Indians face talented Trojan team on the road.
By Marty Mishow ~ Southeast Missourian
Southeast Missouri State University has already played some talented teams this year and the Indians still have plenty of formidable opponents on their schedule.
But Southeast coach Gary Garner believes Arkansas-Little Rock shouldn't take a back seat to any of his squad's foes, which means the Indians (4-4) will face quite a challenge tonight when they take on the Trojans (5-3) in a 7:05 p.m. tipoff at Alltel Arena in Little Rock.
"They are very talented and athletic. I feel like they'll be one of the better teams we play," Garner said.
Particularly impressive to Garner was the Trojans' recent performance at nationally-ranked Minnesota as they lost by two points in overtime -- and it took a questionable call late in regulation for the Gophers to avoid an upset.
"I don't think they can be as good as Southern Illinois, but watching the Minnesota tape, they look better than Southern Illinois," Garner said. "They'll be right up there with teams like Southern Illinois, Creighton, Tulane, Tennessee Tech, Murray State. They'll be really good."
UALR has made quite a turnaround under third-year coach Porter Moser, who inherited a squad that was coming off a 4-24 season. Moser led the Trojans to an 18-11 record in his first year, followed by another 18-11 mark last season.
With their top six players returning from a year ago, the Trojans are expected to challenge powerhouse Western Kentucky for the Sun Belt Conference championship.
"I really like their team," Garner said. "They're talented at every position."
The Trojans' guards are particularly impressive as they generally start three backcourt players and bring perhaps their top guard -- Nick Zachary -- off the bench, as was the case last year.
Zachary, a 6-foot-3 junior, averaged a team-best 16 points per game last season. He's scoring 12.2 points per contest this year.
Jibrahn Ike, a 6-2 senior, is averaging a team-high 14 points per game and is shooting 44 percent from 3-point range (13 for 28) as the Trojans hit 42 percent of their 3-pointers as a team.
Mark Green, a 6-2 senior, contributes 9.9 points per contest, as does 6-10, 245-pound junior Jake Yancey, the squad's top inside threat. Yancey leads the Trojans in rebounding with 5.2 per game.
"They have very good guards. Zachary and Ike are their best players. They could play anywhere in the country," Garner said. "Yancey is their best inside player. He's aggressive and has some good moves."
The Trojans like to press, but the Indians have fared well against pressure so far this season, so Garner isn't all that worried about it. What does concern him is trying to slow down the potent Trojans.
"I think we'll be all right against the press. The two teams that pressed us, Arkansas State and Wisconsin-Milwaukee, we've really handled it pretty good," Garner said. "Our biggest concern is stopping them. We have to control the game offensively. We can't have a high-scoring game. We have to be patient, but we still have to attack."

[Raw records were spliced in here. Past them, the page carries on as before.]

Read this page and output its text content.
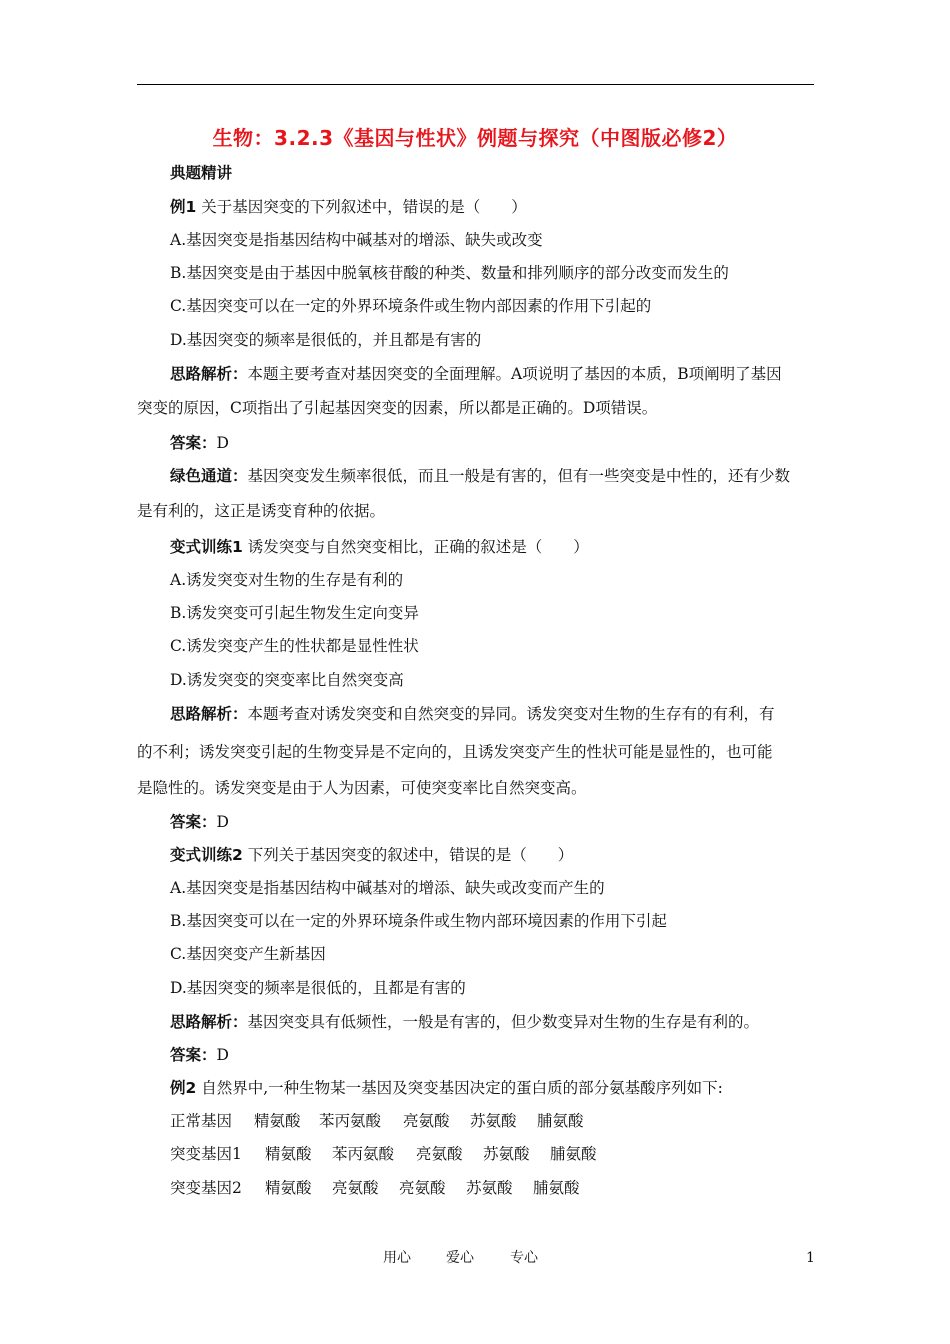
生物：3.2.3《基因与性状》例题与探究（中图版必修2）
典题精讲
例1 关于基因突变的下列叙述中，错误的是（　　）
A.基因突变是指基因结构中碱基对的增添、缺失或改变
B.基因突变是由于基因中脱氧核苷酸的种类、数量和排列顺序的部分改变而发生的
C.基因突变可以在一定的外界环境条件或生物内部因素的作用下引起的
D.基因突变的频率是很低的，并且都是有害的
思路解析：本题主要考查对基因突变的全面理解。A项说明了基因的本质，B项阐明了基因
突变的原因，C项指出了引起基因突变的因素，所以都是正确的。D项错误。
答案：D
绿色通道：基因突变发生频率很低，而且一般是有害的，但有一些突变是中性的，还有少数
是有利的，这正是诱变育种的依据。
变式训练1 诱发突变与自然突变相比，正确的叙述是（　　）
A.诱发突变对生物的生存是有利的
B.诱发突变可引起生物发生定向变异
C.诱发突变产生的性状都是显性性状
D.诱发突变的突变率比自然突变高
思路解析：本题考查对诱发突变和自然突变的异同。诱发突变对生物的生存有的有利，有
的不利；诱发突变引起的生物变异是不定向的，且诱发突变产生的性状可能是显性的，也可能
是隐性的。诱发突变是由于人为因素，可使突变率比自然突变高。
答案：D
变式训练2 下列关于基因突变的叙述中，错误的是（　　）
A.基因突变是指基因结构中碱基对的增添、缺失或改变而产生的
B.基因突变可以在一定的外界环境条件或生物内部环境因素的作用下引起
C.基因突变产生新基因
D.基因突变的频率是很低的，且都是有害的
思路解析：基因突变具有低频性，一般是有害的，但少数变异对生物的生存是有利的。
答案：D
例2 自然界中,一种生物某一基因及突变基因决定的蛋白质的部分氨基酸序列如下:
正常基因 精氨酸 苯丙氨酸 亮氨酸 苏氨酸 脯氨酸
突变基因1 精氨酸 苯丙氨酸 亮氨酸 苏氨酸 脯氨酸
突变基因2 精氨酸 亮氨酸 亮氨酸 苏氨酸 脯氨酸
用心	爱心	专心	1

Southeast, which has not played with its full roster virtually all season, could be especially shorthanded tonight.
Starting guard Brett Hale, who suffered a back injury Saturday at Missouri-Kansas City, is doubtful. Reserve guard/forward Demetrius King, who has had several strong games in a row off the bench, sprained an ankle in practice Monday and is questionable.
In addition, forward Reggie Golson, who has appeared in just one game as he has been slow to recover from arthroscopic knee surgery in September, remains questionable although he had the knee re-examined Monday and things appear to be fine structurally.
"We're pretty banged up right now," Garner said.
But Garner hopes Saturday's 66-58 win at Missouri-Kansas City -- it was the Indians' first road triumph of the season after they had just one road victory all of last year -- will help toward a potential upset.
"No question, that should help us," he said. "You win one on the road, I don't care who you play, that will give us a lot of confidence."